O Supremo Tribunal Federal (STF) tomou uma decisão significativa em relação à partilha amigável de bens. O plenário decidiu que a homologação desse tipo de partilha pode ocorrer sem a necessidade do pagamento prévio do Imposto sobre Transmissão Causa Mortis e Doação (ITCMD).
Essa decisão, tomada no dia 24 de abril, aconteceu durante um julgamento virtual e representa uma mudança importante no procedimento de arrolamento sumário judicial.
A ação que levou a essa decisão foi movida em 2018 pelo então governador do Distrito Federal, Rodrigo Rollemberg. Ele questionou a constitucionalidade do parágrafo 2º do artigo 659 do Código de Processo Civil, que permite a homologação da partilha amigável sem a quitação prévia do ITCMD.
O governador argumentou que essa norma violava a isonomia tributária, já que outros modos de partilha exigem o pagamento antecipado do imposto.

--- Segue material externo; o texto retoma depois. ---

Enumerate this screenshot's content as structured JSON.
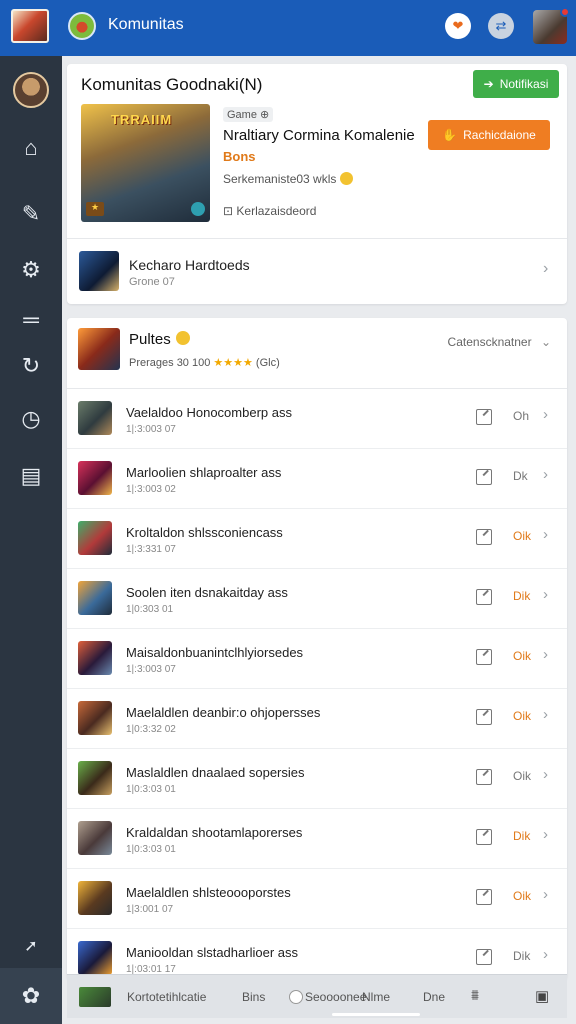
{
  "topbar": {
    "title": "Komunitas"
  },
  "card1": {
    "title": "Komunitas Goodnaki(N)",
    "follow_button": "Notifikasi",
    "thumb_title": "TRRAIIM",
    "genre_tag": "Game ⊕",
    "game_name": "Nraltiary Cormina Komalenie",
    "game_status": "Bons",
    "game_meta": "Serkemaniste03 wkls",
    "game_sub": "⊡ Kerlazaisdeord",
    "play_button": "Rachicdaione",
    "row_title": "Kecharo Hardtoeds",
    "row_sub": "Grone 07"
  },
  "card2": {
    "title": "Pultes",
    "meta_prefix": "Prerages 30 100",
    "meta_stars": "★★★★",
    "meta_suffix": "(Glc)",
    "sort_label": "Catenscknatner",
    "rows": [
      {
        "title": "Vaelaldoo Honocomberp ass",
        "sub": "1|:3:003 07",
        "status": "Oh",
        "status_color": "#777777",
        "thumb": "linear-gradient(135deg,#6b7d6a,#2f3b3f 55%,#b08a5a)"
      },
      {
        "title": "Marloolien shlaproalter ass",
        "sub": "1|:3:003 02",
        "status": "Dk",
        "status_color": "#777777",
        "thumb": "linear-gradient(135deg,#d8325a,#5b1032 55%,#f0b64a)"
      },
      {
        "title": "Kroltaldon shlssconiencass",
        "sub": "1|:3:331 07",
        "status": "Oik",
        "status_color": "#e07a1a",
        "thumb": "linear-gradient(135deg,#3fae6a,#b23a3a 55%,#1f2c3a)"
      },
      {
        "title": "Soolen iten dsnakaitday ass",
        "sub": "1|0:303 01",
        "status": "Dik",
        "status_color": "#e07a1a",
        "thumb": "linear-gradient(135deg,#f0a43a,#3a6a9a 55%,#1f2c3a)"
      },
      {
        "title": "Maisaldonbuanintclhlyiorsedes",
        "sub": "1|:3:003 07",
        "status": "Oik",
        "status_color": "#e07a1a",
        "thumb": "linear-gradient(135deg,#e0603a,#2a1a3a 55%,#6a8ab0)"
      },
      {
        "title": "Maelaldlen deanbir:o ohjopersses",
        "sub": "1|0:3:32 02",
        "status": "Oik",
        "status_color": "#e07a1a",
        "thumb": "linear-gradient(135deg,#c86a3a,#4a2a20 55%,#e8c070)"
      },
      {
        "title": "Maslaldlen dnaalaed sopersies",
        "sub": "1|0:3:03 01",
        "status": "Oik",
        "status_color": "#777777",
        "thumb": "linear-gradient(135deg,#6ab04a,#3a2a1a 55%,#c8a060)"
      },
      {
        "title": "Kraldaldan shootamlaporerses",
        "sub": "1|0:3:03 01",
        "status": "Dik",
        "status_color": "#e07a1a",
        "thumb": "linear-gradient(135deg,#b0a090,#4a3a3a 55%,#7a8a9a)"
      },
      {
        "title": "Maelaldlen shlsteoooporstes",
        "sub": "1|3:001 07",
        "status": "Oik",
        "status_color": "#e07a1a",
        "thumb": "linear-gradient(135deg,#f0b43a,#5a3a20 55%,#2a2a2a)"
      },
      {
        "title": "Maniooldan slstadharlioer ass",
        "sub": "1|:03:01 17",
        "status": "Dik",
        "status_color": "#777777",
        "thumb": "linear-gradient(135deg,#3a6ad0,#1a1a3a 55%,#f0a030)"
      }
    ]
  },
  "bottombar": {
    "item1": "Kortotetihlcatie",
    "item2": "Bins",
    "item3": "Seoooonee",
    "item4": "Nlme",
    "item5": "Dne"
  }
}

Com informações do Conjur.
O que é o Arrolamento Sumário Judicial?
O arrolamento sumário judicial é um procedimento simplificado de partilha de bens que pode ser utilizado quando todos os herdeiros estão de acordo sobre a divisão dos bens.
Nesse contexto, o Código de Processo Civil permite que a partilha seja homologada sem a necessidade de quitação imediata do ITCMD. O imposto, nesse caso, é cobrado após a homologação e a expedição do formal de partilha.
Essa abordagem tem como objetivo facilitar e agilizar o processo de partilha, promovendo uma solução consensual entre os herdeiros.
A decisão do STF reforça essa intenção, ao validar a norma que permite a postergação do pagamento do imposto.

Por que a decisão do STF é importante?
A decisão do STF é relevante porque confirma a validade de um procedimento que busca simplificar a partilha de bens em casos de consenso entre os herdeiros.
O ministro André Mendonça, relator do caso, destacou que a norma não trata de garantias ou privilégios do crédito tributário, mas sim de um procedimento processual que visa o trânsito jurídico de bens herdados.
Além disso, a decisão do STF está alinhada com uma decisão anterior do Superior Tribunal de Justiça (STJ), que em 2022 também concluiu que o pagamento do ITCMD pode ser postergado em casos de partilha amigável.
Essa uniformidade nas decisões judiciais traz segurança jurídica e previsibilidade para os envolvidos em processos de partilha.
Quais são as Implicações para os Herdeiros?
Para os herdeiros, a decisão do STF significa que, em casos de partilha amigável, eles não precisam se preocupar com o pagamento imediato do ITCMD.
Isso pode aliviar a carga financeira inicial e facilitar o processo de divisão dos bens. No entanto, é importante lembrar que o imposto ainda deverá ser pago posteriormente, após a homologação da partilha.
Essa decisão também pode incentivar a resolução consensual de conflitos entre herdeiros, promovendo uma abordagem mais colaborativa e menos litigiosa na partilha de bens.
Ao permitir que o processo seja mais rápido e menos oneroso, a norma contribui para a razoável duração do processo, um princípio constitucional importante.